A wireless medical device in the EU must comply with both the MDR (EU) 2017/745 and the Radio Equipment Directive 2014/53/EU (RED). The MDR covers safety and clinical performance. The RED covers radio spectrum, electrical safety for radio equipment, and harmful interference. Two CE routes. One product. Both must close before you ship.

By Tibor Zechmeister and Felix Lenhard.

TL;DR

  • Every medical device that transmits or receives radio waves (BLE, Wi-Fi, NFC, LoRa, cellular, proprietary 2.4 GHz) falls under both the MDR and the Radio Equipment Directive 2014/53/EU.
  • RED compliance is a separate CE route with its own essential requirements: Article 3.1(a) safety, Article 3.1(b) EMC, Article 3.2 efficient spectrum use.
  • MDR Annex I §14.5 requires devices to be designed to eliminate or reduce risks from electromagnetic interference, and §17 covers electronic programmable systems.
  • EN 60601-1-2:2015+A1:2021 is the EMC collateral standard for medical electrical equipment and covers immunity and emissions in professional and home use environments.
  • Testing is not free and not fast. A full RED plus EN 60601-1 plus EN 60601-1-2 campaign for a wireless wearable typically runs 8 to 14 weeks at an accredited lab.
  • Pre-certified radio modules save weeks and tens of thousands of euros but do not eliminate system-level testing.

Why this matters

A three-person startup in Graz built a Bluetooth pulse oximeter. Their hardware lead had built consumer electronics before and assumed the BLE module's CE marking covered the whole product. It did not. When they booked their EMC slot at an accredited lab, the test engineer asked for their RED technical file and their EN 60601-1-2 test plan. They had neither. Six weeks of calendar time evaporated while they assembled a test strategy, re-ran radiated emissions after a grounding fix, and rewrote their declaration of conformity to cite both directives.
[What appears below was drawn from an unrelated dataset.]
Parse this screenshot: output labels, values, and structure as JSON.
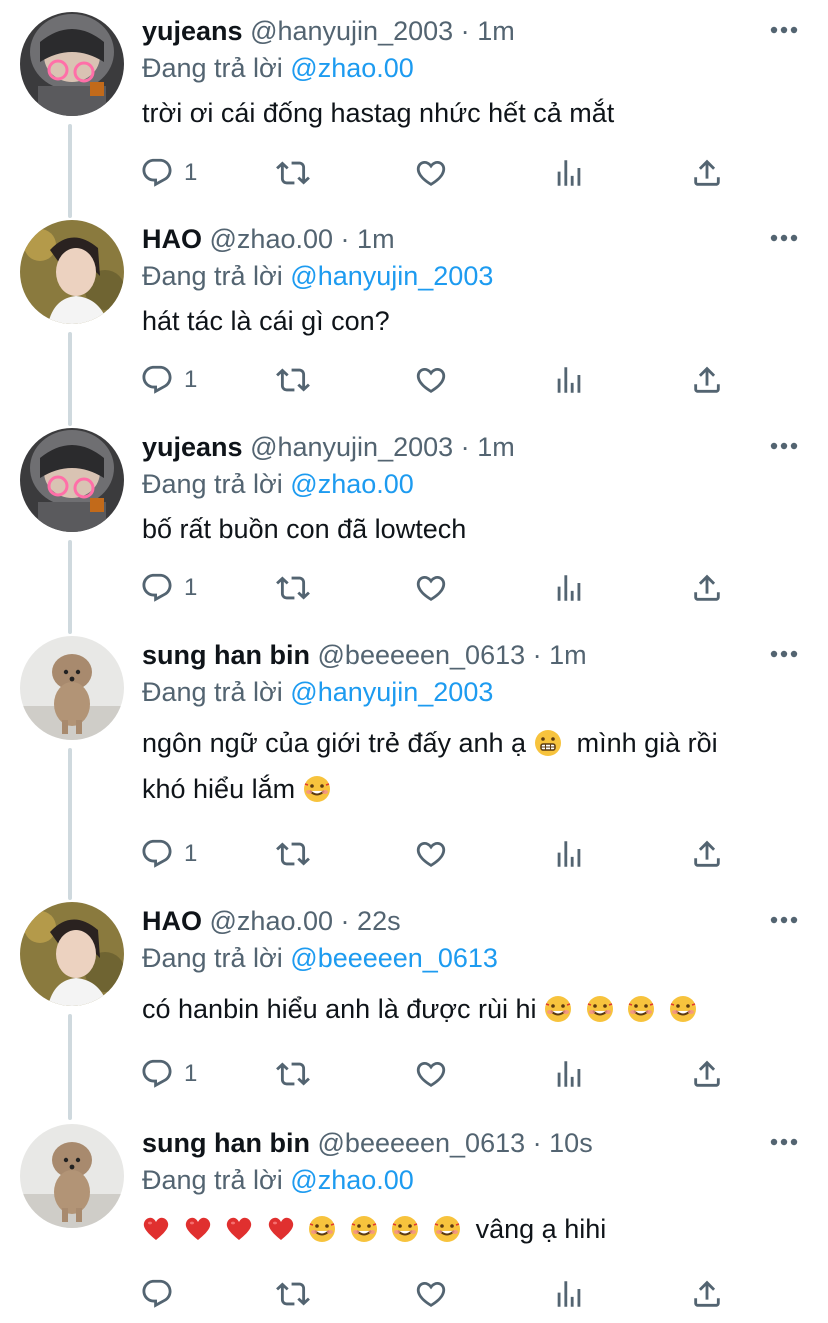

Wireless connectivity is no longer optional in medical devices. Remote monitoring, PMCF data collection, software updates, pairing with phones — all of it rides on radio. And every radio link drags a second regulatory framework into scope: the Radio Equipment Directive 2014/53/EU. Founders who treat wireless as a feature rather than a regulated subsystem lose months.

What MDR actually says

MDR (EU) 2017/745 Annex I — the General Safety and Performance Requirements — addresses wireless and electromagnetic concerns in several places.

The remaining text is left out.